Mexique, 1978 (coordinateurs: Marcos, Bisogno, Fabre et Matrajt). Image manipulée.

Le projet du Réseau se situe dans une période où, pour Guattari, l’évolution capitaliste de la modélisation de la subjectivité est claire, et pour cette raison il était nécessaire de libérer des formes de lutte différentes, attentives aux révolutions moléculaires et différentes des formes traditionnelles de militantisme. Des formes de lutte qui devraient s’aligner sur d’autres luttes pour la transformation de la subjectivité, concernant le racisme, l’émancipation des femmes, les droits des indigènes et les connaissances populaires. Enfin, des alliances avec les pratiques de lutte des minorités et des marges. Développer des mentalités et des subjectivités pour lutter contre ce qui sera aussi, selon des termes de Guattari en 1985, un « racisme anti-fou ».
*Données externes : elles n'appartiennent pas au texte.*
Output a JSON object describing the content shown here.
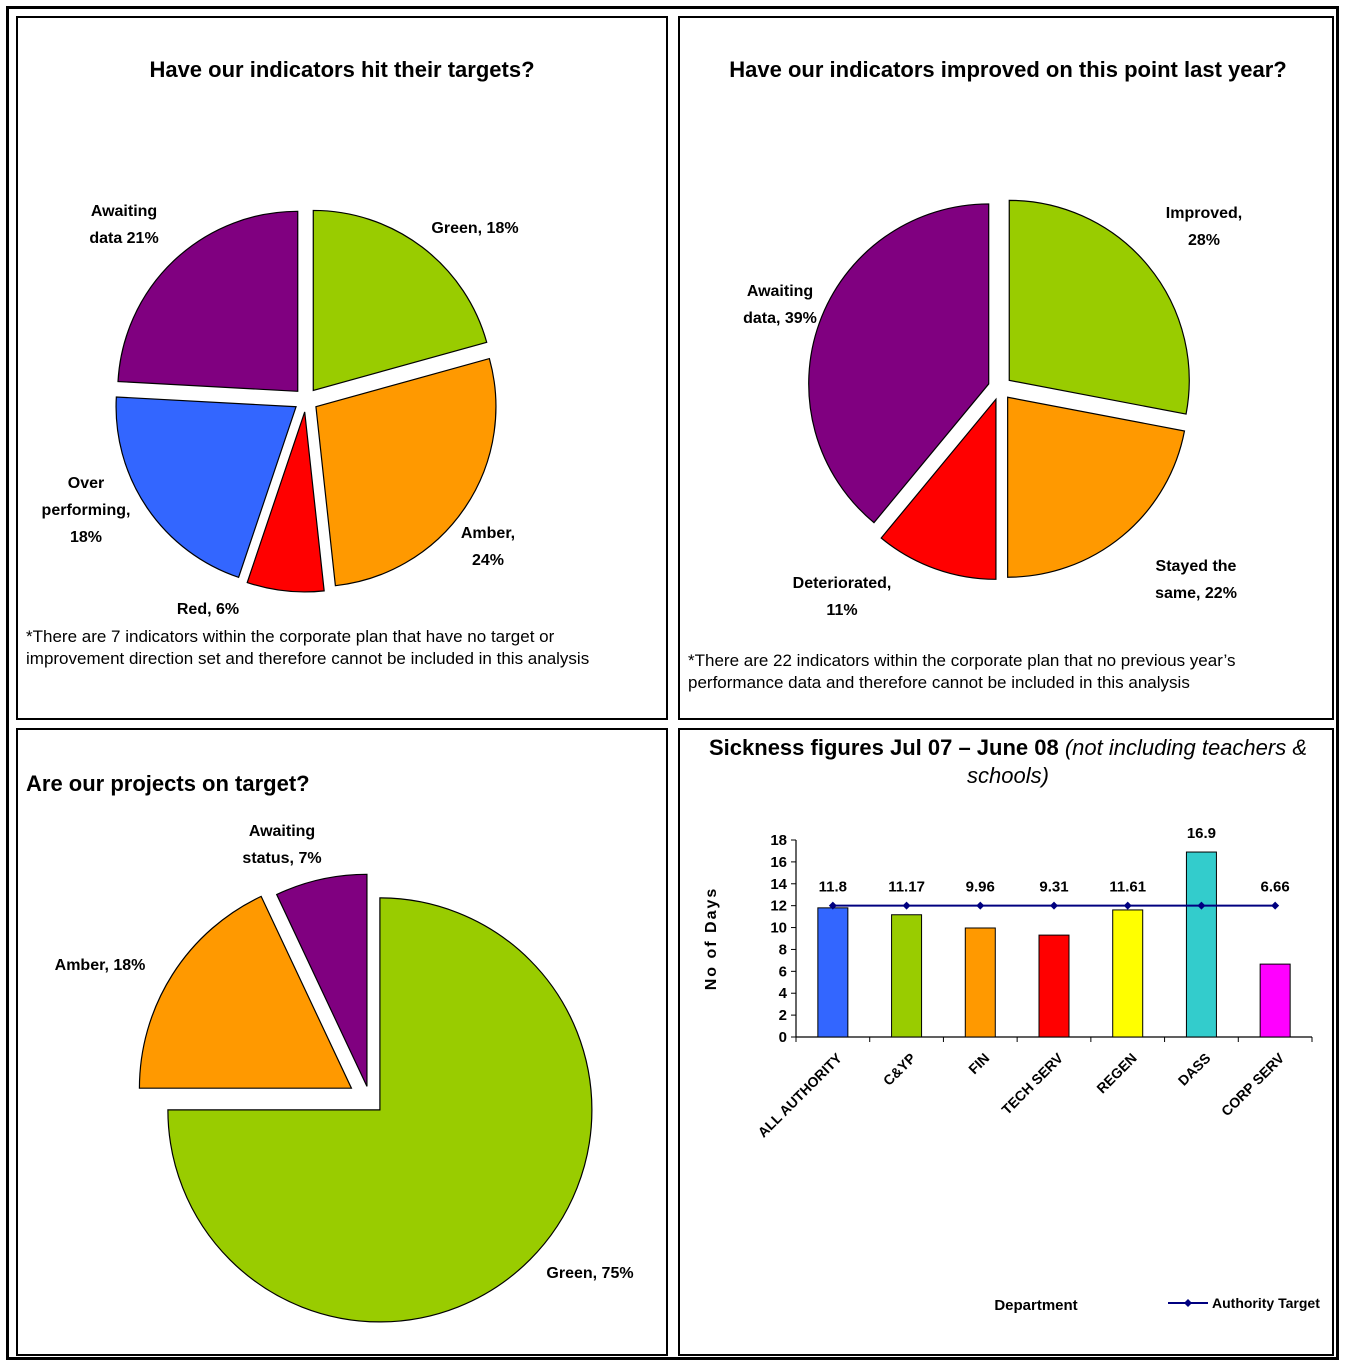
{
  "panels": {
    "p1": {
      "title": "Have our indicators hit their targets?",
      "note": "*There are 7 indicators within the corporate plan that have no target or improvement direction set and therefore cannot be included in this analysis"
    },
    "p2": {
      "title": "Have our indicators improved on this point last year?",
      "note": "*There are 22 indicators within the corporate plan that no previous year’s performance data  and therefore cannot be included in this analysis"
    },
    "p3": {
      "title": "Are our projects on target?"
    },
    "p4": {
      "title": "Sickness figures Jul 07 – June 08",
      "title_italic": "(not including teachers & schools)"
    }
  },
  "chart_data": [
    {
      "type": "pie",
      "title": "Have our indicators hit their targets?",
      "slices": [
        {
          "label_lines": [
            "Green, 18%"
          ],
          "value": 18,
          "color": "#99cc00"
        },
        {
          "label_lines": [
            "Amber,",
            "24%"
          ],
          "value": 24,
          "color": "#ff9900"
        },
        {
          "label_lines": [
            "Red, 6%"
          ],
          "value": 6,
          "color": "#ff0000"
        },
        {
          "label_lines": [
            "Over",
            "performing,",
            "18%"
          ],
          "value": 18,
          "color": "#3366ff"
        },
        {
          "label_lines": [
            "Awaiting",
            "data 21%"
          ],
          "value": 21,
          "color": "#800080"
        }
      ]
    },
    {
      "type": "pie",
      "title": "Have our indicators improved on this point last year?",
      "slices": [
        {
          "label_lines": [
            "Improved,",
            "28%"
          ],
          "value": 28,
          "color": "#99cc00"
        },
        {
          "label_lines": [
            "Stayed the",
            "same, 22%"
          ],
          "value": 22,
          "color": "#ff9900"
        },
        {
          "label_lines": [
            "Deteriorated,",
            "11%"
          ],
          "value": 11,
          "color": "#ff0000"
        },
        {
          "label_lines": [
            "Awaiting",
            "data, 39%"
          ],
          "value": 39,
          "color": "#800080"
        }
      ]
    },
    {
      "type": "pie",
      "title": "Are our projects on target?",
      "slices": [
        {
          "label_lines": [
            "Green, 75%"
          ],
          "value": 75,
          "color": "#99cc00"
        },
        {
          "label_lines": [
            "Amber, 18%"
          ],
          "value": 18,
          "color": "#ff9900"
        },
        {
          "label_lines": [
            "Awaiting",
            "status, 7%"
          ],
          "value": 7,
          "color": "#800080"
        }
      ]
    },
    {
      "type": "bar",
      "title": "Sickness figures Jul 07 – June 08 (not including teachers & schools)",
      "categories": [
        "ALL AUTHORITY",
        "C&YP",
        "FIN",
        "TECH SERV",
        "REGEN",
        "DASS",
        "CORP SERV"
      ],
      "values": [
        11.8,
        11.17,
        9.96,
        9.31,
        11.61,
        16.9,
        6.66
      ],
      "value_labels": [
        "11.8",
        "11.17",
        "9.96",
        "9.31",
        "11.61",
        "16.9",
        "6.66"
      ],
      "colors": [
        "#3366ff",
        "#99cc00",
        "#ff9900",
        "#ff0000",
        "#ffff00",
        "#33cccc",
        "#ff00ff"
      ],
      "xlabel": "Department",
      "ylabel": "No of Days",
      "ylim": [
        0,
        18
      ],
      "yticks": [
        0,
        2,
        4,
        6,
        8,
        10,
        12,
        14,
        16,
        18
      ],
      "target": {
        "name": "Authority Target",
        "value": 12,
        "color": "#000080"
      },
      "legend": "bottom-right",
      "grid": false
    }
  ]
}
Chaosmosemedia reprend cette tradition militante rhizomatique et ouvre ici un projet collectif de recherche-action à plusieurs voix et générations, à plusieurs chapitres et sur plusieurs médias autour du projet politique internationaliste du Réseau, de ses ambitions sociopolitiques, de ses concepts et de ses pratiques. L’objectif est de engendre des liens de résistance/insistance et des alliances de solidarité entre ces expériences et les formes de lutte du présent. Les histoires radicales de la psychiatrie sont des histoires des marges, ignorées par l’Histoire. Si nous nous demandons pourquoi, nous nous rendons compte que ces histoires ne sont pas des histoires de la psychiatrie, ce sont des histoires de mouvements sociaux, politiques et esthétiques plus larges, ce sont des histoires d’ouvertures d’espaces, de nouvelles formes de militance, soutenus par des alliances transversales. On veut faire Réseau.